I think I have been in The Void for so long because it was a long, hard road to even get here! I was emotionally exhausted when I arrived and it is taking some time to heal. I kept up the farm for 6 months, through the winter of 2010, while hubs went to work in SD. I dealt with a, let's say compromised, realtor, and keeping the house show ready. I suffered the loss of a mare and cat before I finally moved in late May. We went through a major downsizing. From a 12 acre horse farm in Ohio, to a 2 bedroom apartment. We had an auction for probably 2/3rds of our stuff. Even had to sell a couple of horses. Our farm was on the market for nearly a year, which we have finally rented, and hope to sell soon to our tenants. Paying our two, yes two, mortgages has been a very real challenge. Now we have some rental income, but it doesn't pay it all. We are about half way through our bankruptcy, and we have learned to live without credit. This has been tough, but I think the future is bright. Eventually, we will emerge from bankruptcy, we will sell the farm, and we will be debt free, and living with less.
So the past year + has been trying. Still, there are things to be thankful for:
- My husband of nearly 30 years.
- His new job. Which, in accepting it, started this whole change. We chose this. We needed it.
- My daughters that moved with us, and are finding their own life adventures here in South Dakota. They both have boyfriends already! One is going to school and the other is working and doing well in her job.
- My grandson, and another on the way (although they are 900 miles away).
- My Dad, who is sharp and healthy and 89 years old! Go Dad!
- My new town, Sioux Falls. I actually really like it here. Snow and all, but it's still early in the season, ask me in March!
- My apartment, with its wonderful conveniences (so different than farm life!).
- My old dog and house cat, that made the move with us.
- My two Curly Horses, which I board locally.

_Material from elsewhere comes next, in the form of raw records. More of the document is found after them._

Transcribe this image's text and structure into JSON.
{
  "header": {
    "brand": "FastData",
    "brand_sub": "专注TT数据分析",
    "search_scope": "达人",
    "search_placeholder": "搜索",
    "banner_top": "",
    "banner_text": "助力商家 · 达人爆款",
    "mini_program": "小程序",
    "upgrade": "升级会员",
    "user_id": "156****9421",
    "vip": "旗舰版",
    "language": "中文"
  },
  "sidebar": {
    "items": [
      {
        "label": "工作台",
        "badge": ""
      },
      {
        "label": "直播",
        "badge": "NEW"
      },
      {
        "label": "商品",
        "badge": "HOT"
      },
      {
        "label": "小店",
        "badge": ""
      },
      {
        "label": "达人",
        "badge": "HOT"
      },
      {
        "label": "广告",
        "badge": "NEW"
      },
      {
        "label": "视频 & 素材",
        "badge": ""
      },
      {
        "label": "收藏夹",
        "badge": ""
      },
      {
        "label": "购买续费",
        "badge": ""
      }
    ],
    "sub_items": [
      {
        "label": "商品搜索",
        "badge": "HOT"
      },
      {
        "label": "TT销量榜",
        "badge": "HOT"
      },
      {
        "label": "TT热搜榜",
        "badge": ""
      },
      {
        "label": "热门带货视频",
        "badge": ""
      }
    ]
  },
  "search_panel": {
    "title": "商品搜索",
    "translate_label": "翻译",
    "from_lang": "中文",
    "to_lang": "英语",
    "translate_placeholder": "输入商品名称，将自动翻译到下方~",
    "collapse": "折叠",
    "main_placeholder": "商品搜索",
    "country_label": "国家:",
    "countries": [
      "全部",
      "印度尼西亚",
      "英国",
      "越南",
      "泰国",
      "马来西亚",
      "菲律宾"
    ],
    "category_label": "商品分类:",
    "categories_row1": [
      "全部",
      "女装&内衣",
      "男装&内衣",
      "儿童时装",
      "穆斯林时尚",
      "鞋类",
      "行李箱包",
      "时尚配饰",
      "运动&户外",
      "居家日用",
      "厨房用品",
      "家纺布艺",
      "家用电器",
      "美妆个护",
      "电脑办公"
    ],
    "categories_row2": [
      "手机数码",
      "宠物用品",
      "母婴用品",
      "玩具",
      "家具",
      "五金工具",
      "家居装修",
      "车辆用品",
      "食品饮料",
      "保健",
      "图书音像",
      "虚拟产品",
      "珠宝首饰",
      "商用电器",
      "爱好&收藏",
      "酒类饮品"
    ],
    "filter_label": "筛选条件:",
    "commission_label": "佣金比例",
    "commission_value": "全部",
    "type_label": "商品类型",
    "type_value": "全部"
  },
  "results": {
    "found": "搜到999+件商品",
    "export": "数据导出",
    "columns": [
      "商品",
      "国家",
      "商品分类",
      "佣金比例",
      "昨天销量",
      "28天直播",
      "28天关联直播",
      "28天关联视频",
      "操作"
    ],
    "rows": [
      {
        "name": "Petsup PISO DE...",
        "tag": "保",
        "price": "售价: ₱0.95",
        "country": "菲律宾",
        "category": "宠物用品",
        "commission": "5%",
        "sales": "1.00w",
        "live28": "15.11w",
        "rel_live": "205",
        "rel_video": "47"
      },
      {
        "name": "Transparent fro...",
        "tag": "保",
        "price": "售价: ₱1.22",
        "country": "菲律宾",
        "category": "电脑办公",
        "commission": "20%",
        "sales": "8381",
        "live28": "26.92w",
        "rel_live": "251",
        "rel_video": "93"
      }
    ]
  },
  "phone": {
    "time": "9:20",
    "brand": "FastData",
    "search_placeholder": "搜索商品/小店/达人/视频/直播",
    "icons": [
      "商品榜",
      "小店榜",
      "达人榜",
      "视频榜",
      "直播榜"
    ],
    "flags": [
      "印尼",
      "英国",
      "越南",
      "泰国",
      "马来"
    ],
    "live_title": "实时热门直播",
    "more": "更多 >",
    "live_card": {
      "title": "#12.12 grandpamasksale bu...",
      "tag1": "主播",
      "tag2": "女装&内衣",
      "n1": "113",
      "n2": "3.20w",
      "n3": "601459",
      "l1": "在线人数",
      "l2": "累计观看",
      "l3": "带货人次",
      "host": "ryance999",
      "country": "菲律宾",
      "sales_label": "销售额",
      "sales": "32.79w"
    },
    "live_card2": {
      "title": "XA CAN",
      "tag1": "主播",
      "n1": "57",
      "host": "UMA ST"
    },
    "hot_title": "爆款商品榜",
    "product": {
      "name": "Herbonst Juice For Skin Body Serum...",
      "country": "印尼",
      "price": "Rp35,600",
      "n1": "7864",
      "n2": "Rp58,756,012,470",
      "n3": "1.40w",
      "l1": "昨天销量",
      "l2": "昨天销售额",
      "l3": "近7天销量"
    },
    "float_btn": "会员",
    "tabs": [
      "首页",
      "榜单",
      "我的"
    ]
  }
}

What I liked about Everett's writing, is that he explains how to go about getting out of The Void, as well as what it is. I recently purchased the Business Course and Minimalist Business was included. I have enjoyed reading some of the other books (and I'm not done yet), but Everett's seemed to strike a chord with me (hence this post). Much of the business side of things I already knew, but Everett injected the emotional side of things, exposing the underlying driving forces I think people need. I know I do. I actually had my first idea for a product while reading his work. So, thank you, Everett Bogue.